Sarà stata una buona idea quella del presidente Sarkozy di eliminare la pubblicità dalla tv pubblica? Ancora non è possibile dare una risposta definitiva ma certamente non è un buon segno la decisione presa dal ministro della Cultura e della Comunicazione, Frederic Mitterrand, di rinviare di ulteriori due anni, e quindi fino a gennaio del 2014, il provvedimento che avrebbe dovuto portare ad una definitiva abolizione della pubblicità sulla tv pubblica a partire dal primo dicembre 2011. Una riduzione del tempo dedicato agli spot è iniziata il primo gennaio 2009 e avrebbe dovuto portare ad un progressivo ma inesorabile oscuramento.
Il motivo della marcia indietro del governo probabilmente è da addebitare al buco di 800 mln del fatturato di France Télévisions che ha costretto lo stato francese a intervenire con tutta una serie di misure ‘compensative’ che nel solo 2009 sono ammontate a 450 milioni di euro.
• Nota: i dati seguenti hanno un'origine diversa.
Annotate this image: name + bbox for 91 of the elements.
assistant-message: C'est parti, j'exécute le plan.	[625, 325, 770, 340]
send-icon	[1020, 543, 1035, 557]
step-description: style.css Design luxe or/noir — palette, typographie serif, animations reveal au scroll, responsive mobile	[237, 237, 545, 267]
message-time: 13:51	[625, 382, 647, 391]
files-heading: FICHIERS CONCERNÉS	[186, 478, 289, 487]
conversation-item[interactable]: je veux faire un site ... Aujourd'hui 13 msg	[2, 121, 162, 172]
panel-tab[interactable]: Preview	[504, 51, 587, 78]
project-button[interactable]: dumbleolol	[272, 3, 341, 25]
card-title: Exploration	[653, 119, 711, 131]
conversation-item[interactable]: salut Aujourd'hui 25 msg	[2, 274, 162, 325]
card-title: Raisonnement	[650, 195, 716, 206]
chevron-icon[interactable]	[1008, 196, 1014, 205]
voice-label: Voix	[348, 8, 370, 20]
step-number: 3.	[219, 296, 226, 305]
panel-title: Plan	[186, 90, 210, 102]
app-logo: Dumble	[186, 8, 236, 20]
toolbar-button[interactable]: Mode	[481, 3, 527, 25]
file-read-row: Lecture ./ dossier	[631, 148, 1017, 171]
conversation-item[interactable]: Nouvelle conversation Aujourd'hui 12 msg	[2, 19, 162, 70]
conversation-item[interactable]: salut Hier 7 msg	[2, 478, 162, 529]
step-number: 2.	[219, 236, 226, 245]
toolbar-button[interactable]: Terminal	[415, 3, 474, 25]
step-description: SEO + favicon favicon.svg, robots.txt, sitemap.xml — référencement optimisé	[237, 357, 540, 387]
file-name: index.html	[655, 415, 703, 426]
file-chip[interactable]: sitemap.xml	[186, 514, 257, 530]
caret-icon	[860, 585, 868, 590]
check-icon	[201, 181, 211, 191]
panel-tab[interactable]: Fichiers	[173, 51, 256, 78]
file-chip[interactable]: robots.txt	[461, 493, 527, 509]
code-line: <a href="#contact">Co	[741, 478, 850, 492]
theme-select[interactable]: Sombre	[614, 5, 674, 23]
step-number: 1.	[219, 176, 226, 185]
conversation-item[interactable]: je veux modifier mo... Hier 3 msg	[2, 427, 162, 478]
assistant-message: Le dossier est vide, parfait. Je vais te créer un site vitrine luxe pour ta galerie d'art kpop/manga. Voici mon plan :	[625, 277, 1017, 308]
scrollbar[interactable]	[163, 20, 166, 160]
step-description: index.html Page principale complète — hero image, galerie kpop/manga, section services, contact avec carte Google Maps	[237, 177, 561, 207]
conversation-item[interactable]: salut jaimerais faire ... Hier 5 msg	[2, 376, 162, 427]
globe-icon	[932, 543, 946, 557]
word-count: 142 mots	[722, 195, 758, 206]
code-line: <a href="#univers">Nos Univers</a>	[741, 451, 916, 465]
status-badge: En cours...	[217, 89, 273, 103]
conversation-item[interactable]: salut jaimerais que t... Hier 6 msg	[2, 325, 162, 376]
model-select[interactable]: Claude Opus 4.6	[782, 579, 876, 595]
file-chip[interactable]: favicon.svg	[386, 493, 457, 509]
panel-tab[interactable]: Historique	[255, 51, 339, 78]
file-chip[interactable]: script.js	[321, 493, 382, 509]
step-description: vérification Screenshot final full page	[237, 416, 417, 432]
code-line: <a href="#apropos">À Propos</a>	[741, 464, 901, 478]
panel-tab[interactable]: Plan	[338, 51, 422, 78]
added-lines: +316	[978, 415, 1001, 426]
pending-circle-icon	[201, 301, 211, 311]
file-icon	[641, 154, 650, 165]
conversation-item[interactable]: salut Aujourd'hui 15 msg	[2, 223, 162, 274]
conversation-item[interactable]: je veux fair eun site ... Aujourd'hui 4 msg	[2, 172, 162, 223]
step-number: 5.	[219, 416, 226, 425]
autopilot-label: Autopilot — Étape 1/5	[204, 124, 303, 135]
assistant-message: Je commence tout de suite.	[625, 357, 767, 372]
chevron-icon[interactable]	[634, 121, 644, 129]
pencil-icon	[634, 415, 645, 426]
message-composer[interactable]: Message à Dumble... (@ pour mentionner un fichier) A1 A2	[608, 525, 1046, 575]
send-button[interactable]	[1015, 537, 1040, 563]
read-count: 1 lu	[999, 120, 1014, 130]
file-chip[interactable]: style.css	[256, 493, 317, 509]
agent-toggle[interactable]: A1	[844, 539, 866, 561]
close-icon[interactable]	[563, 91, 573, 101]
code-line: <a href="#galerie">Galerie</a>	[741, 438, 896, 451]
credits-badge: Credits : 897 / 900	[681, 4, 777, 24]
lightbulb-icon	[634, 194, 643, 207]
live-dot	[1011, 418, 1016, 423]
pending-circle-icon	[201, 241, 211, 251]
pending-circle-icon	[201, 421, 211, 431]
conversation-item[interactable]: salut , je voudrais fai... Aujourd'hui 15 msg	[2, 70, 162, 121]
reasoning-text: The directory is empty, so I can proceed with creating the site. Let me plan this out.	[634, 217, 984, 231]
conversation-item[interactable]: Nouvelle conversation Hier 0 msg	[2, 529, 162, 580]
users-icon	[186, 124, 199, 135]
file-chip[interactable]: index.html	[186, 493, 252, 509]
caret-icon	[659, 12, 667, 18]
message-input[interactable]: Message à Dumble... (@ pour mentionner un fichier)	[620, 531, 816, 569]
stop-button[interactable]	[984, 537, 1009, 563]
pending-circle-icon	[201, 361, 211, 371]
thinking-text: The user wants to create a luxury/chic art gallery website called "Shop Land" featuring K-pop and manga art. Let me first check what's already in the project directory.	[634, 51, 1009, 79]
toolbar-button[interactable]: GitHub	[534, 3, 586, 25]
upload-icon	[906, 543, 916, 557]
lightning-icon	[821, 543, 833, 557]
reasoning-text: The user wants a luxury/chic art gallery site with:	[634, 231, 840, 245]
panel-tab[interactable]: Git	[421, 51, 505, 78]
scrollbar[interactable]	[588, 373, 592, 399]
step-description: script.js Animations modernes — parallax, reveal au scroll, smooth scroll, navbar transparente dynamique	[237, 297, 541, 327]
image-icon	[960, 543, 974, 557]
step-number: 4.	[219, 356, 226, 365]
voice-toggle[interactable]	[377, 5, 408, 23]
Misure, queste, che prevedevano un aumento del canone da 116 a 118 euro nel 2009 e da 118 a 120 euro nel 2010, oltre che una tassa sulla pubblicità per i canali privati (compresa tra l’1,5 e il 3% del fatturato) e per gli operatori di comunicazioni elettroniche (0,9%).
Ma se il ‘modello’ francese è stato accompagnato, in patria, da numerose polemiche e dissensi, è piaciuto molto al governo spagnolo che ha già approvato un disegno di legge che abolisce la pubblicità dalla Tv pubblica che sarà, invece, sostenuta dall’introduzione di nuove tasse: una pari al 3% delle entrate delle Tv private (140 milioni) e una pari allo 0,9% su quelli dei gruppi di telecomunicazioni (290 milioni).